香川が喜ぶ姿を見る機会はますます減っている

香川がゲッツェの隣で旋風を巻き起こし、2人がドルトムントに勝利に次ぐ勝利をもたらして栄光に包まれていた時代はとうの昔に過ぎ去った。失意のマンチェスター・ユナイテッド時代を経て、香川は今なおかつての調子を、とりわけ今は失われてしまった相手ゴール前での軽快さを取り戻そうと努めている。そういう状況の中、このテクニシャンにとっての今シーズンはドイツカップのアイントラハト・トリーア戦で非常にいいスタートを切った。彼は2得点を挙げたのだ。当時トーマス・トゥヘル監督は夢中になって彼のことを話題にした。香川は「すばらしいパフォーマンスを見せている、今シーズンもそうだが、昨シーズンの終わりもそうだった」、さらに「気持ちを入れてどんな練習メニューもなおざりにしない」、「全くの手本だ」と。

■ベンチ要員の危機

しかしおそらく近い将来、この”お手本”はベンチから試合を見るしかなくなるかもしれない。

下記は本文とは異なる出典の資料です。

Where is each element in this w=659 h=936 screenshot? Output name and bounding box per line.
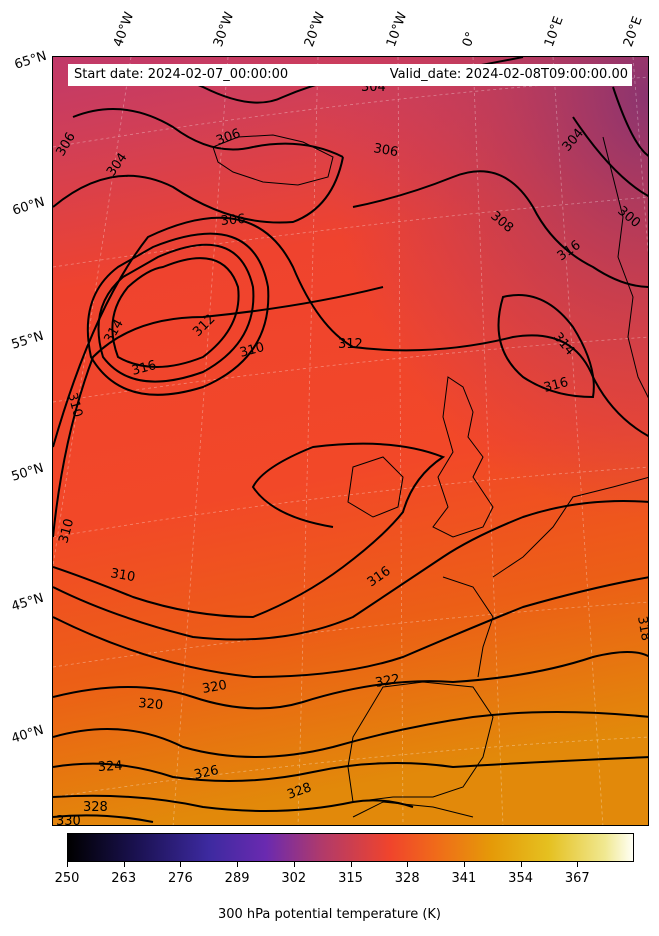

カストロ、ゲレイロ、さらにアンドレ・シュールレもチームの練習に復帰すれば、トゥヘルはシーズンの初めに成果を出した攻撃的な選手をたち再び引っ張り出すだろう。チャンピオンズリーグのスポルティング戦も香川は怪我のせいで休むことになるだろうから、なおさらその可能性が高い。しかし今後の試合のプラン設計において、どっちみち香川にはそれほど重要でない役割しか与えられないだろう。「パフォーマンスの密度が高ければいろいろなポジションをめぐって厳しい競争になる」と、かつてドルトムントのGMミヒャエル・ツォルクはドイツ誌『キッカー』に語った。「それは望ましいことだ」と。

真価を示す機会を与えられはしたが、香川はこの競争から脱落することだろう。いずれにせよ、スターティングメンバーへの起用はとりあえずまだ遠い先の話になった。それどころか長期的に見れば、彼には今ベンチ要員の危機が迫っているのかもしれない。多くの負傷者が戻って来るのはベンチ席なのだから。「我々は新しい役割を見つけ出す必要がある」と、先日トゥヘル監督は説明していた。香川はこのチャンスを逃したようだ。